Cera

All’interno dei singoli componenti dello stampo negativo l’artigiano stende uno strato di cera, dopo di che la forma viene richiusa e riempita all’interno di refrattario (detto in gergo “anima”); a questo punto si smonta lo stampo - prima il gesso e poi la gomma - e ci troviamo di fronte alla riproduzione in cera. Dopo la supervisione dell’artigiano che rimuove le eventuali imperfezioni, l’artista può fare ulteriori ritocchi.
Non sempre la scultura in cera è visibile tutta intera, ciò dipende sia dalle dimensioni (p. es. “Hope for the future” di Umlauf) sia dalla complessità (p. es. la “Medusa” di Romano). 
Talvolta, dopo il modello originale, l’opera nella sua interezza sarà rivista solo in bronzo.
L’artigiano dispone sul modello in cera i canali di colata (tubicini di canne e/o cera); la collocazione delle colate è una operazione molto delicata e fondamentale per poter ottenere una fusione perfetta, cioè per fare sì che il metallo possa raggiungere ogni più piccolo interstizio.
Una volta applicati i canali di colata il tutto viene ricoperto con il refrattario finché la scultura assume la forma di un bozzolo e il refrattario prende perfettamente l’impronta della cera diventando la matrice della scultura.  
Il “bozzolo” di refrattario viene messo nella fornace a cuocere per svariati giorni ed è in questa fase che la cera va in fumo (si perde, da qui la definizione “fusione a cera persa”). Anche le colate bruciano lasciando al loro posto i canali da cui passerà il metallo per raggiungere gli spazi vuoti lasciati dalla cera.

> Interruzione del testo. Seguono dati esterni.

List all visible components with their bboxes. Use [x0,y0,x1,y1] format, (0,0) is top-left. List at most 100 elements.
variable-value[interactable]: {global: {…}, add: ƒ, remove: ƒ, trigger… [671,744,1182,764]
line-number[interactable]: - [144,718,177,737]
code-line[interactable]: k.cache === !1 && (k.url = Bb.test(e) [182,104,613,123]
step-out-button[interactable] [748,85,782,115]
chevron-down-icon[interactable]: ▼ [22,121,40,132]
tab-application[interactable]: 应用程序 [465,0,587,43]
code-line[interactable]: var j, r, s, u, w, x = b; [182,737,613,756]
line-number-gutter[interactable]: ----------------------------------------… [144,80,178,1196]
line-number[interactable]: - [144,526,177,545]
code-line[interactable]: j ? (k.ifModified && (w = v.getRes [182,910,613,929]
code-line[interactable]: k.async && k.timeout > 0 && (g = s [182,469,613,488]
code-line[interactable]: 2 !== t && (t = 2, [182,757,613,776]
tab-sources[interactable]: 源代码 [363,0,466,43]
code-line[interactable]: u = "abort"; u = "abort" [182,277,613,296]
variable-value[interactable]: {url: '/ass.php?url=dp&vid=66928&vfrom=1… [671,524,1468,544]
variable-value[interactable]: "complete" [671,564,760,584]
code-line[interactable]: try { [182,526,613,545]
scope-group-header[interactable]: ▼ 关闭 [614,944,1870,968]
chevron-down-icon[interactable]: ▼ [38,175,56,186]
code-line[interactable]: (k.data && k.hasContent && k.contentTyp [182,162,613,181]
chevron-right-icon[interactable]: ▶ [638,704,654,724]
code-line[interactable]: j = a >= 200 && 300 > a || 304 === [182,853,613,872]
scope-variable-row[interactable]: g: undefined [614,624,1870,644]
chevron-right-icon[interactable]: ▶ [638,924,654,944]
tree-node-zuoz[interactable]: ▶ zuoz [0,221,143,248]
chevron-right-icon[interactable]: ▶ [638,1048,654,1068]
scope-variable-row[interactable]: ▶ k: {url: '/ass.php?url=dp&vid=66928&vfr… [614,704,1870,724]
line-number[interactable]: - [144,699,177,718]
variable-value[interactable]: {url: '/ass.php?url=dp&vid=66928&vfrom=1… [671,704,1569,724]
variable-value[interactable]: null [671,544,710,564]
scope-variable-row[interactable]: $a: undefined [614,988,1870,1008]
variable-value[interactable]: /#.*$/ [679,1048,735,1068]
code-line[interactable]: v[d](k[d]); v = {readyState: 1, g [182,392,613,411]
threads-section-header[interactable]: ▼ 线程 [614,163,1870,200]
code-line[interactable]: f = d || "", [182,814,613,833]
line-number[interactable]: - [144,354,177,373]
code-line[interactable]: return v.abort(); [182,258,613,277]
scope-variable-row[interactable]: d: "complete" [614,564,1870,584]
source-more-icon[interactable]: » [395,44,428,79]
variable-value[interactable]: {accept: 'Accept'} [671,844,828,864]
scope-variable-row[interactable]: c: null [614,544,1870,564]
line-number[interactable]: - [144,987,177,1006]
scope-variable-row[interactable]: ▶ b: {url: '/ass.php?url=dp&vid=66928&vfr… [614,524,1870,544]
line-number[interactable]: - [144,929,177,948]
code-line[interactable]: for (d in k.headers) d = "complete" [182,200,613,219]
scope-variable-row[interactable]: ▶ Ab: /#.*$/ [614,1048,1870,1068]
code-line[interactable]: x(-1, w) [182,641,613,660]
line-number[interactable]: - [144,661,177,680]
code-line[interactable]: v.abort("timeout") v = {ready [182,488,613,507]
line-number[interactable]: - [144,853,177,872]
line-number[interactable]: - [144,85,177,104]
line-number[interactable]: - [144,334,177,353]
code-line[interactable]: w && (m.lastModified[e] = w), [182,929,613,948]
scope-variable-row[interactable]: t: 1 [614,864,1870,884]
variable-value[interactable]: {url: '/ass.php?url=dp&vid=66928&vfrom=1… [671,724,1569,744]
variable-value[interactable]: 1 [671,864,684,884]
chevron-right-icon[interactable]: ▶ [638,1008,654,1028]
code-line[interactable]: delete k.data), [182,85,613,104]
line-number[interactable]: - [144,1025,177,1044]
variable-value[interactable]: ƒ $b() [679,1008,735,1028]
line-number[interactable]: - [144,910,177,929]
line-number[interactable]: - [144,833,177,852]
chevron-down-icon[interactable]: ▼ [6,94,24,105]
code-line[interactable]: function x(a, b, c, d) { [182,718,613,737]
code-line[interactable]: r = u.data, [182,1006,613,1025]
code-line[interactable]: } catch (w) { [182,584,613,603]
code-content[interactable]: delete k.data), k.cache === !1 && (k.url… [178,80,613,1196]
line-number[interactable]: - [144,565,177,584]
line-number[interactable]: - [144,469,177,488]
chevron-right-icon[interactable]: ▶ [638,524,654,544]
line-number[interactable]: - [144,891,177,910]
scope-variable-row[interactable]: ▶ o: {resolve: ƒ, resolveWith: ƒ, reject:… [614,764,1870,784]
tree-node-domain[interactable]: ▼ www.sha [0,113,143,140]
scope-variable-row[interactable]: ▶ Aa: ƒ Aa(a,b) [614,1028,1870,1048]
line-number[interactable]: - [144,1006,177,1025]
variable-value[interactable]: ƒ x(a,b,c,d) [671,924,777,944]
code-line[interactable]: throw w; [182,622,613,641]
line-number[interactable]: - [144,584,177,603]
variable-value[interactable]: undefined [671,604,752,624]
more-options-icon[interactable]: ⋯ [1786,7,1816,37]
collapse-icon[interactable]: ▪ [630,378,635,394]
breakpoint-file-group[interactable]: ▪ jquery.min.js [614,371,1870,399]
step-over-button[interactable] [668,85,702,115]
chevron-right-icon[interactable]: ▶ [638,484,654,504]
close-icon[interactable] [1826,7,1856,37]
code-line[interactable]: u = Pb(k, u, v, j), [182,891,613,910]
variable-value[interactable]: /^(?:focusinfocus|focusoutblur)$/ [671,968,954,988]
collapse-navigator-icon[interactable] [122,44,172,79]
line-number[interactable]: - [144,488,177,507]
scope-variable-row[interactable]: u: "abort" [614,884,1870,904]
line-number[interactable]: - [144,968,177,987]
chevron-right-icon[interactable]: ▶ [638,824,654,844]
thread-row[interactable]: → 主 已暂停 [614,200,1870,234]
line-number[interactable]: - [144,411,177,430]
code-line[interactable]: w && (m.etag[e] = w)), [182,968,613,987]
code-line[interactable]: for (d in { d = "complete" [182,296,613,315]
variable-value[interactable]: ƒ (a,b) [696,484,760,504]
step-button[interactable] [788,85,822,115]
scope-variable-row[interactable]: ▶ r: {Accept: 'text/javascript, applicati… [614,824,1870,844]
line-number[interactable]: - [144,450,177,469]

Questo è l’autentico sistema di fusione a cera persa, che si distingue da altri sistemi e tecnologie quali la fusione a staffa e quella a shell casting. Quest’ultima, inventata negli Stati Uniti per l’industria bellica, è stata poi riadattata anche per le fusioni artistiche.
Fino a venticinque anni fa le fornaci erano fatte di mattoni di terracotta e venivano murate e smurate ogni volta a seconda della grandezza delle sculture, ossia venivano ogni volta costruite per racchiudere i “bozzoli” di refrattario. Era come fare e disfare ogni volta una piccola casa. Quando si doveva eseguire questa fase della lavorazione occorreva organizzare turni di lavoro per un ciclo produttivo di dodici-quattordici ore che aveva inizio all’alba e terminava a tarda sera. 
Occorreva smurare la fornace dove si era appena conclusa (dopo giorni e giorni) la cottura delle forme di refrattario, prelevarle dal piano e sostituirle con quelle da cuocere, poi costruire intorno alle nuove forme la nuova fornace. 
Nel 1983 Massimo Del Chiaro ha progettato una fornace sul modello di quelle per la ceramica, ma di dimensioni triple, che ha consentito di eliminare completamente le operazioni di costruzione e distruzione delle pareti e del “tetto”. Attualmente l’intera fase viene svolta in sole otto ore.
La fase della sostituzione delle forme è particolarmente delicata poichè il refratario cotto è molto fragile.